Many for-profit and nonprofit hospitals are saving lives and caring for families. But recent research affirms the power of American entrepreneurship to lower costs and improve quality. Doctors, whether at the bedside or the forefront of scientific innovation, are well-suited to reimagine healthcare operations, lower costs and improve the quality of care.

Specialty physician-owned hospitals focused on cardiology and cardiac surgery were found to deliver higher-quality care than nonprofit hospitals, with lower rates of hospital readmission or mortality for high-risk surgery. Physician-owned specialty hospitals for orthopedic procedures, such as hip and knee replacements, offered lower costs and higher quality than nonprofit counterparts.

CMS sees the value in physician ownership, particularly in high-need areas, as shown through its recent proposed rule on Conditions of Participation for Rural Emergency Hospitals. But the clause relaxing ownership restrictions  wasn’t finalized owing to vague, unsubstantiated staff unease regarding “program or patient concerns.” If it had been, it would have permitted physician ownership of new rural emergency hospitals, which would benefit rural America.

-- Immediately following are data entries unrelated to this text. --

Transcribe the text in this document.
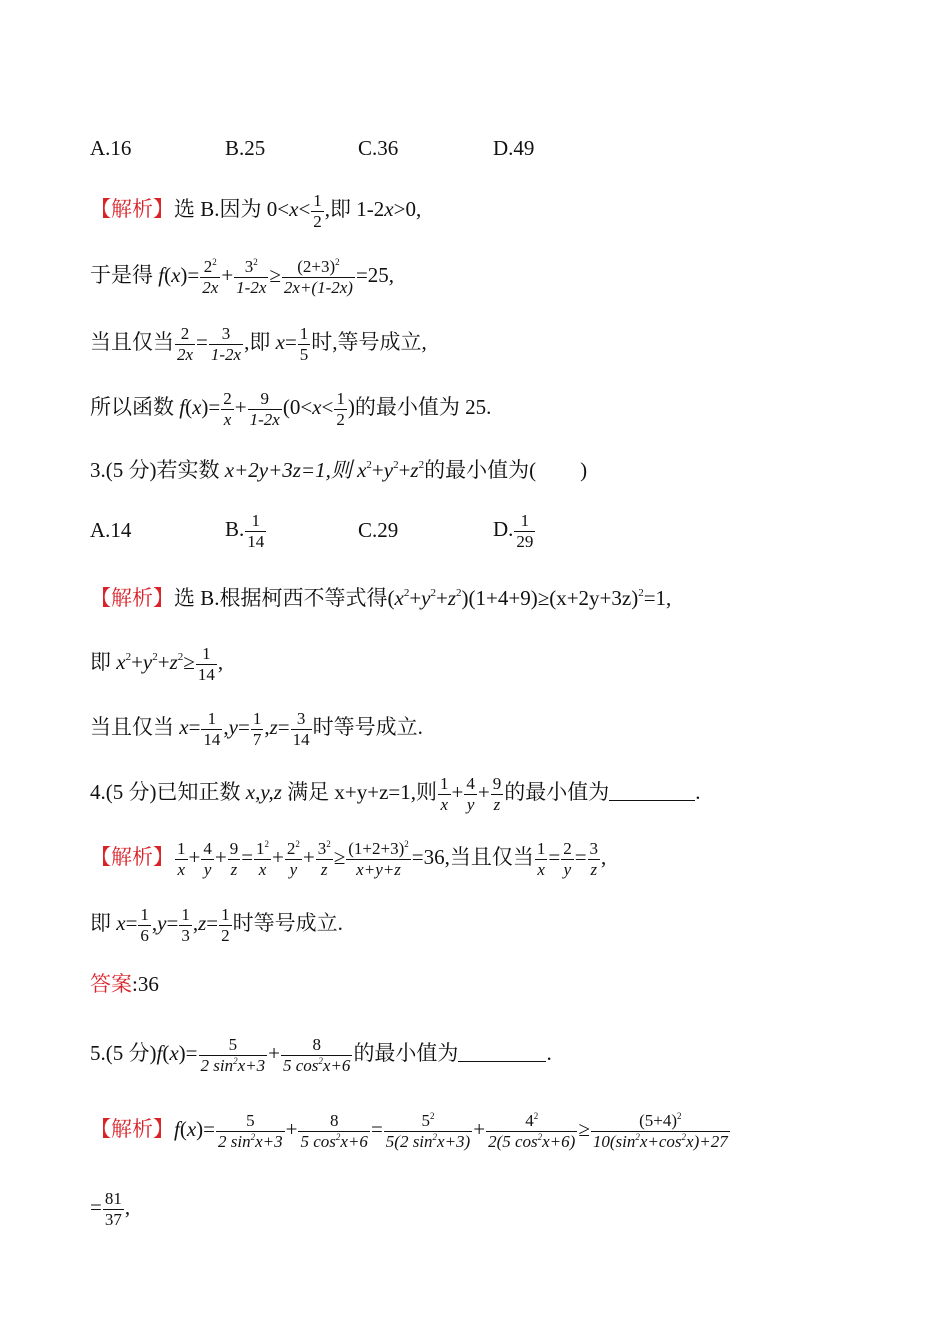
A.16	B.25	C.36	D.49
【解析】选 B.因为 $0<x< \frac{1}{2}$ ,即 1-2x>0,
于是得 $f(x)= \frac{2^2}{2x} + \frac{3^2}{1-2x} \ge \frac{(2+3)^2}{2x+(1-2x)} =25$,
当且仅当 $\frac{2}{2x} = \frac{3}{1-2x}$ ,即 $x= \frac{1}{5}$ 时,等号成立,
所以函数 $f(x)= \frac{2}{x} + \frac{9}{1-2x} (0<x< \frac{1}{2}$ )的最小值为 25.
3.(5 分)若实数 x+2y+3z=1,则 $x^2+y^2+z^2$的最小值为( )
A.14	B. $\frac{1}{14}$	C.29	D. $\frac{1}{29}$
【解析】选 B.根据柯西不等式得$(x^2+y^2+z^2)(1+4+9)\ge(x+2y+3z)^2=1$,
即 $x^2+y^2+z^2\ge \frac{1}{14}$ ,
当且仅当 $x= \frac{1}{14} ,y= \frac{1}{7} ,z= \frac{3}{14}$ 时等号成立.
4.(5 分)已知正数 x,y,z 满足 x+y+z=1,则 $\frac{1}{x} + \frac{4}{y} + \frac{9}{z}$ 的最小值为	.
【解析】 $\frac{1}{x} + \frac{4}{y} + \frac{9}{z} = \frac{1^2}{x} + \frac{2^2}{y} + \frac{3^2}{z} \ge \frac{(1+2+3)^2}{x+y+z} =36$,当且仅当 $\frac{1}{x} = \frac{2}{y} = \frac{3}{z}$ ,
即 $x= \frac{1}{6} ,y= \frac{1}{3} ,z= \frac{1}{2}$ 时等号成立.
答案:36
5.(5 分)$f(x)= \frac{5}{2 \sin^2x+3} + \frac{8}{5 \cos^2x+6}$ 的最小值为	.
【解析】$f(x)= \frac{5}{2 \sin^2x+3} + \frac{8}{5 \cos^2x+6} = \frac{5^2}{5(2 \sin^2x+3)} + \frac{4^2}{2(5 \cos^2x+6)} \ge \frac{(5+4)^2}{10(\sin^2x+\cos^2x)+27}$
= $\frac{81}{37}$ ,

These small hospitals struggle under today’s healthcare complexity and costs. Many are forced to sell their operations to larger hospital chains or out-of-state management companies, leaving hospital staff and the communities they serve in the hands of large healthcare companies. Allowing doctors to own and run hospitals would give rural communities another option to maintain local high-quality care and encourage local investment in existing hospitals.

Existing laws prohibit new physician-owned hospitals from billing Medicare. One of us (Sen. Lankford) is introducing the Patient Access to Higher Quality Health Care Act to solve this problem. This legislation would put patient choice back into hospital markets by allowing doctors to build efficient businesses and better serve patients.

Healthy competition drives job creation, innovation and long-term economic growth. The federal government doesn’t prohibit plumbers from owning plumbing companies, radio hosts from owning radio stations or farmers from owning farmers markets. It’s time to reopen the free market in healthcare and let the power of competition do its work.